The first FOMC Minutes of 2023 has been released with investors searching for further insights into the near-term path for policy and any comments regarding the possibility of the Federal Reserve going back to 50 bps hikes.
A few participants favoured raising rates by 50 basis points.
All participants agreed more rate hikes needed to achieve Federal Open Market Committee's job, inflation objectives.
Participants said restrictive monetary policy needed until Fed confident inflation falling to 2%; added that process likely to take 'some time'.
All participants favored further fed balance sheet reductions under current plan.
Participants said uncertainty associated with outlooks for economy, job market and inflation was 'high'.
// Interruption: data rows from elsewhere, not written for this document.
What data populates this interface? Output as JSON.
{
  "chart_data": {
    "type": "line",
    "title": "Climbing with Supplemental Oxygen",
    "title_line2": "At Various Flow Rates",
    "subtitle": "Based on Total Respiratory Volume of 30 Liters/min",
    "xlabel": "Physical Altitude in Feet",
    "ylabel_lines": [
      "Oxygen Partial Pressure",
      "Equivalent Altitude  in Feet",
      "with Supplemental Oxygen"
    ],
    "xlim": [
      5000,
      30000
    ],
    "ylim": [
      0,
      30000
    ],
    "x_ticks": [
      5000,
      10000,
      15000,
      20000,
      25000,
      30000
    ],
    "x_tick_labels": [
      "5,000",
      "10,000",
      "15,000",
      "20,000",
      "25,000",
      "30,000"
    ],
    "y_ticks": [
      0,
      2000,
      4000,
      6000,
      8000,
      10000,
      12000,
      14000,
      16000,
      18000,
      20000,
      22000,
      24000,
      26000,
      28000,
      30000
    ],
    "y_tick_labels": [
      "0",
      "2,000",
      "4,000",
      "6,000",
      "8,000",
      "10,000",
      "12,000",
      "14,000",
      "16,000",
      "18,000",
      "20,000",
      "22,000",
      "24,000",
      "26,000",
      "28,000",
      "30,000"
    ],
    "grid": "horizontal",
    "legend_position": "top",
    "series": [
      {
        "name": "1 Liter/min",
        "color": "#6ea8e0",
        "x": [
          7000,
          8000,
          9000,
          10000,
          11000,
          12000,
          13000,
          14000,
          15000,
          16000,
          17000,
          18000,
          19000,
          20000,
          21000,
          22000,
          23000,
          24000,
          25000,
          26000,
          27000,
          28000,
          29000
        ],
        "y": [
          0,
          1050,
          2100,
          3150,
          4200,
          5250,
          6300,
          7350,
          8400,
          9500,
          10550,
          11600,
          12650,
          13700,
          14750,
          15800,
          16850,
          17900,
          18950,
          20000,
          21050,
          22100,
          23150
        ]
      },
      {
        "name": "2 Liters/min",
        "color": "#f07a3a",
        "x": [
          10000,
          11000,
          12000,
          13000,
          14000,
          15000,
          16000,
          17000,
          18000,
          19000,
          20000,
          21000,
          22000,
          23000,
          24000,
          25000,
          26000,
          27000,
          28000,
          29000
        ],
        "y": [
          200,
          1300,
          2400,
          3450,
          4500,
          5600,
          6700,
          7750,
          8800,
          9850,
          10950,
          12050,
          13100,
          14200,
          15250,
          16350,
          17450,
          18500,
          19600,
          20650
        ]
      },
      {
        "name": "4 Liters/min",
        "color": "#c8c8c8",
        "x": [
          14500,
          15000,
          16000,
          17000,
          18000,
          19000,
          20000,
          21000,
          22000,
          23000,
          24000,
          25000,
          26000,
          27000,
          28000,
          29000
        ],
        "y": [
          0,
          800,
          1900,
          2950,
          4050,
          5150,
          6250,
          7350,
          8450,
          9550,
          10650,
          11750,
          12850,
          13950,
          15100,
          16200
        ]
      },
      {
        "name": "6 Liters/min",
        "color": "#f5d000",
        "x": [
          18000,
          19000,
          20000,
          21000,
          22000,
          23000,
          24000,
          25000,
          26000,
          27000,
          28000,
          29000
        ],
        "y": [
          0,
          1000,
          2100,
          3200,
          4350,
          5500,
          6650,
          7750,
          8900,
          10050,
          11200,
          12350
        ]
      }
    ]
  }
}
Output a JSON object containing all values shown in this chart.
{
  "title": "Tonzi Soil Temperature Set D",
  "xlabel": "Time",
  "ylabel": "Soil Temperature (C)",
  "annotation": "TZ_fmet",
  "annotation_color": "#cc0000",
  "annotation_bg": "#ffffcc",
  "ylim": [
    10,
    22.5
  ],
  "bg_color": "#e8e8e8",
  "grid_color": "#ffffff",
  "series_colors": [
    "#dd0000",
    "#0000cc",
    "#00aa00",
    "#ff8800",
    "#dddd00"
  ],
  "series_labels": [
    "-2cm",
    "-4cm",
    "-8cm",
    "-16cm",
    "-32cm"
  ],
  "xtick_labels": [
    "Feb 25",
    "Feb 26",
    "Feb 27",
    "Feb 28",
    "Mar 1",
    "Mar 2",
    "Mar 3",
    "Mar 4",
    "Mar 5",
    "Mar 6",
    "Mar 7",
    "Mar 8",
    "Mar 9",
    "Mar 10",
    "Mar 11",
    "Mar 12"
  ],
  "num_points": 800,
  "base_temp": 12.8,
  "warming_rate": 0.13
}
Participants saw upside risks for inflation, including china's economic reopening and Russia's war in Ukraine.
Participants said risks to economic outlook weighted to downside.
A number of participants said drawn-out US debt limit process could pose 'significant risks' to the financial system, economy.
Participants said job market 'very tight,' labor demand outstripping available supply.
Participants said continued tight job market would contribute upward pressure to inflation.
Participants said inflation in last three months has eased, but they need to see more progress.
Some participants saw elevated prospect of recession in 2023.
The US Dollar ran higher from a new low at 104.25 in the NY session in anticipation of a hawkish outcome ad sat at 104.35 moments ahead of the release.
DXY is moving up to fresh highs on the prospects of a 50bp rate hike next time around. However, the price action is volatile and bears are fading bullish attempts within the first 15 min candle:
FOMC stands for The Federal Open Market Committee which organizes 8 meetings in a year and reviews economic and financial conditions, determines the appropriate stance of monetary policy and assesses the risks to its long-run goals of price stability and sustainable economic growth. FOMC Minutes are released by the Board of Governors of the Federal Reserve and are a clear guide to the future US interest rate policy.